The concept itself is mechanical; the glory is in the execution. The quotation at the beginning of the story is from Schopenhauer: “All man’s religion and metaphysics is the language of his glands.” The tyranny of instinct (specifically, sexual instinct) and our enslavement to it is one of Tiptree’s themes (“A Momentary Taste of Being,” “Your Haploid Heart,” “Love Is The Plan, The Plan Is Death,” “And I Awoke and Found Me Here On the Cold Hill’s Side”) and she delineates with painful clarity how beautiful, how compelling, instinct seems when we succumb to it. “Painful” clarity because she was clearly not someone who privileged the “natural” or took refuge in the idea that instinct was given us by a merciful God to show us the path. On the contrary, God’s will may just be the pretty embroidery we create around what we’re already drawn to do by our self-interested DNA. She ran a cold-eyed, investigative stare over the whole process, with a logic that leaves you more uncomfortable when you finish one of her stories than when you picked it up.*
In “The Screwfly Solution,” new religions spring up built around misogyny; women are the dirty, wrong, evil part of the human race that God wants gone. When a young soldier has this explained to him — by the person who killed the woman who was with him — he’s deeply moved, and later says, “It’s like he was my father; I can’t explain it better than that.” You have to think it must also feel right and good when the female preying mantis snaps the head off her mate — that if mantises were intelligent, that would probably be a sacred moment. Because if something feels deeply meaningful, it must be deeply meaningful, right? Ha, ha, human race. Not in Tiptreeland.

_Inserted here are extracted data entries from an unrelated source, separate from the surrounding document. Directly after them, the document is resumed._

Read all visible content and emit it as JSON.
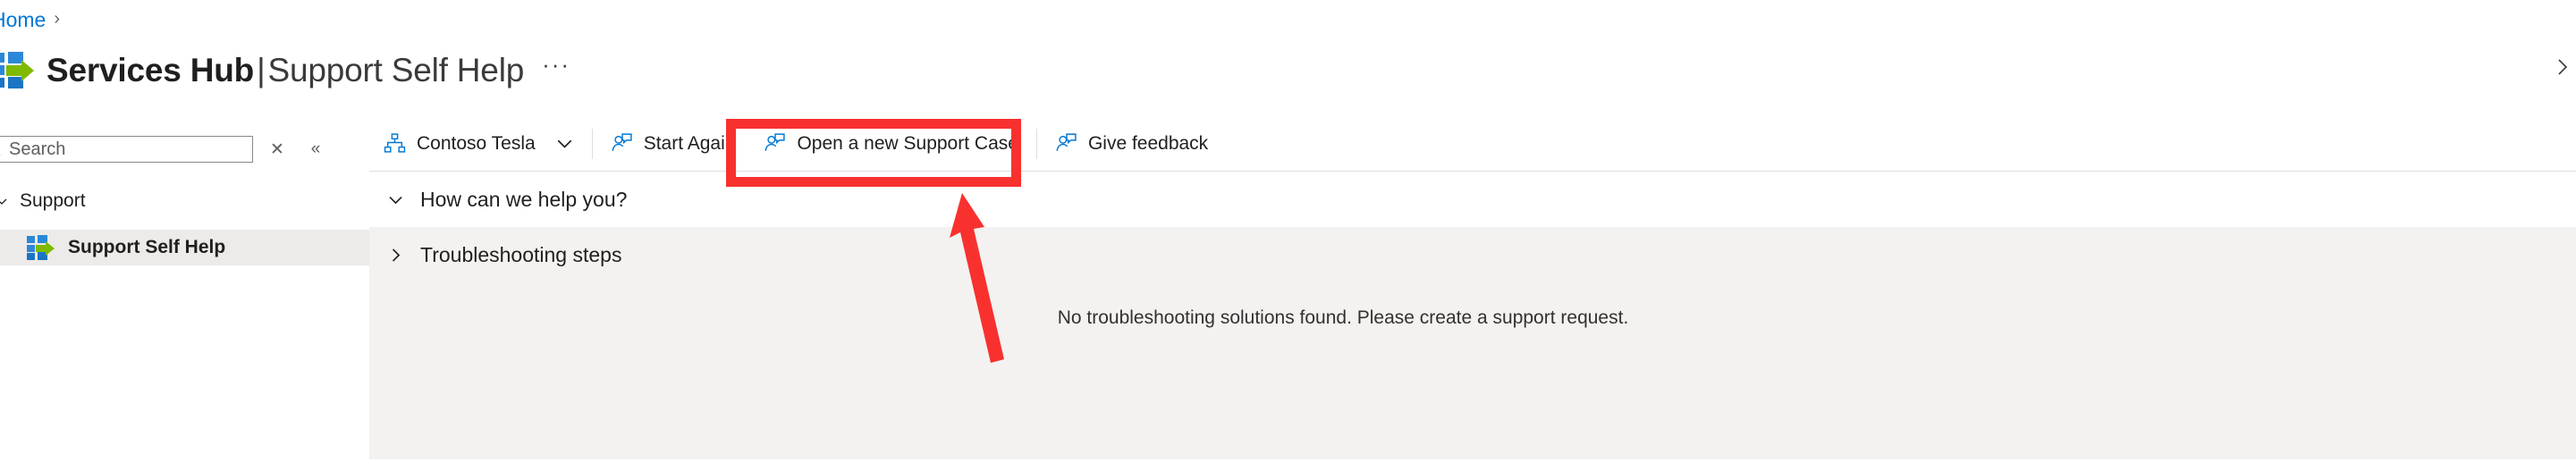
{
  "breadcrumb": {
    "items": [
      {
        "label": "Home",
        "separator": "›"
      }
    ]
  },
  "header": {
    "logo_icon": "services-hub-logo-icon",
    "title_bold": "Services Hub",
    "title_divider": "|",
    "title_light": "Support Self Help",
    "overflow_label": "···",
    "right_chevron_icon": "chevron-right-icon"
  },
  "sidebar": {
    "search": {
      "placeholder": "Search",
      "value": "",
      "search_icon": "search-icon",
      "clear_label": "✕",
      "clear_icon": "close-icon",
      "collapse_label": "«",
      "collapse_icon": "double-chevron-left-icon"
    },
    "group": {
      "label": "Support",
      "expanded": true,
      "chevron_icon": "chevron-down-icon"
    },
    "items": [
      {
        "label": "Support Self Help",
        "icon": "services-hub-logo-icon",
        "selected": true
      }
    ]
  },
  "command_bar": {
    "buttons": [
      {
        "label": "Contoso Tesla",
        "icon": "org-hierarchy-icon",
        "has_chevron": true,
        "chevron_icon": "chevron-down-icon",
        "highlighted": false
      },
      {
        "label": "Start Again",
        "icon": "user-feedback-icon",
        "has_chevron": false,
        "highlighted": false
      },
      {
        "label": "Open a new Support Case",
        "icon": "user-feedback-icon",
        "has_chevron": false,
        "highlighted": true
      },
      {
        "label": "Give feedback",
        "icon": "user-feedback-icon",
        "has_chevron": false,
        "highlighted": false
      }
    ]
  },
  "main": {
    "sections": [
      {
        "label": "How can we help you?",
        "expanded": true,
        "chevron_icon": "chevron-down-icon"
      },
      {
        "label": "Troubleshooting steps",
        "expanded": false,
        "chevron_icon": "chevron-right-icon"
      }
    ],
    "empty_message": "No troubleshooting solutions found. Please create a support request."
  },
  "annotations": {
    "highlight_color": "#F8312F",
    "highlight_target": "Open a new Support Case",
    "arrow_icon": "arrow-pointing-up-left-icon"
  },
  "colors": {
    "accent": "#0078d4",
    "link": "#0078d4",
    "panel_gray": "#F3F2F1",
    "selected_gray": "#EDEBE9",
    "logo_blue": "#2B88D8",
    "logo_green": "#7FBA00",
    "annotation_red": "#F8312F"
  }
}
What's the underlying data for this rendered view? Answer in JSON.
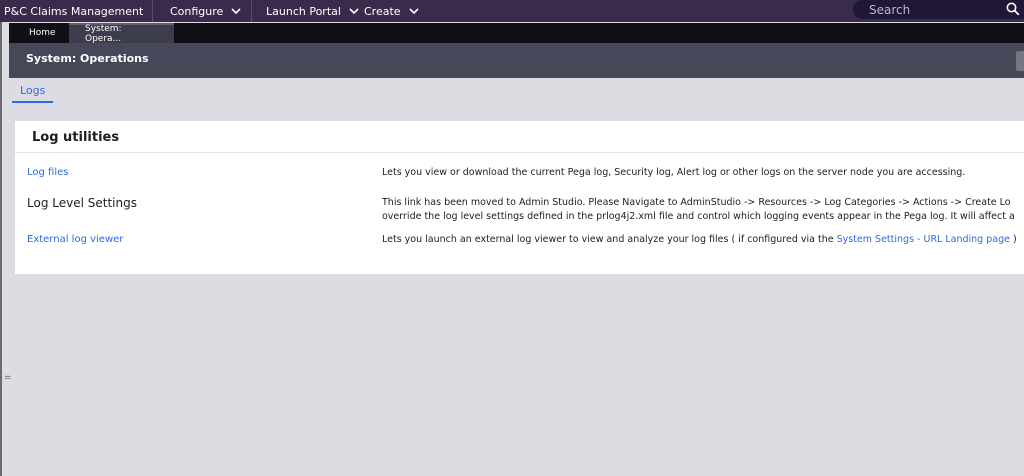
{
  "topnav": {
    "items": [
      {
        "label": "P&C Claims Management"
      },
      {
        "label": "Configure"
      },
      {
        "label": "Launch Portal"
      },
      {
        "label": "Create"
      }
    ],
    "search_placeholder": "Search"
  },
  "tabs": [
    {
      "label": "Home"
    },
    {
      "label": "System: Opera..."
    }
  ],
  "header": {
    "title": "System: Operations"
  },
  "subtabs": [
    {
      "label": "Logs"
    }
  ],
  "card": {
    "title": "Log utilities",
    "rows": [
      {
        "label": "Log files",
        "desc": "Lets you view or download the current Pega log, Security log, Alert log or other logs on the server node you are accessing."
      },
      {
        "label": "Log Level Settings",
        "desc_line1": "This link has been moved to Admin Studio. Please Navigate to AdminStudio -> Resources -> Log Categories -> Actions -> Create Lo",
        "desc_line2": "override the log level settings defined in the prlog4j2.xml file and control which logging events appear in the Pega log. It will affect a"
      },
      {
        "label": "External log viewer",
        "desc_prefix": "Lets you launch an external log viewer to view and analyze your log files ( if configured via the ",
        "desc_link": "System Settings - URL Landing page",
        "desc_suffix": " )"
      }
    ]
  },
  "colors": {
    "nav_bg": "#3a2a4c",
    "header_bg": "#47475a",
    "link": "#2d6adf",
    "page_bg": "#dcdde2"
  }
}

(By the way, one of Tiptree’s other major themes is the need for kindness. Of course there’s a need for it, in the universe as she presents it. Whenever I re-read her, I’m struck by how the two authors I consider most insightful are so completely different. Surely I can’t think both Tiptree and Austen are right about the world? And yet I do.)
But back to Khair Khana. I wasn’t reminded of “Screwfly” simply from the Taliban’s misogyny. It was the transformation of the familiar world — the same sort of thing that gives, say, zombie movies their power. The idea that you could be walking peacefully down the street in front of your house, and suddenly a group of apparently normal people will rush toward you and try to chomp out your intestines — or rush toward you with nightsticks and begin shouting abuse because you spoke too loudly or your clothes rustled when you walked. (Indeed, this was one of the hallmarks of the Taliban’s religious police– they were unpredictable. It wasn’t enough to wear a chadri or be accompanied by a male relative or refrain from addressing men. There was no moment of safety.)
When Kamila walks the streets of Kabul, she wears baggy clothes under her chadri. She goes carefully. She makes sure to have her younger brother with her when she can, and to have a story ready. To take the back streets. To not engage notice.
It’s a new world. And it happened quickly. Just like in zombie movies.
I remember when “Screwfly Solution” was published, and the author was accused of being a paranoid feminist with an ax to grind. I thought, “You’re missing the point of the story! It’s not a prediction. It’s not about villains, either.” And it’s still not a prediction, but I never thought that a couple of decades later I’d find eerie similarities. That damned Tiptree was just too good in working out details.
So: The Dressmaker of Khair Khana. I’d feel better if it were science fiction.
* And if you find this view of life as disquieting as I do, you may also enjoy this story by Seth Fried.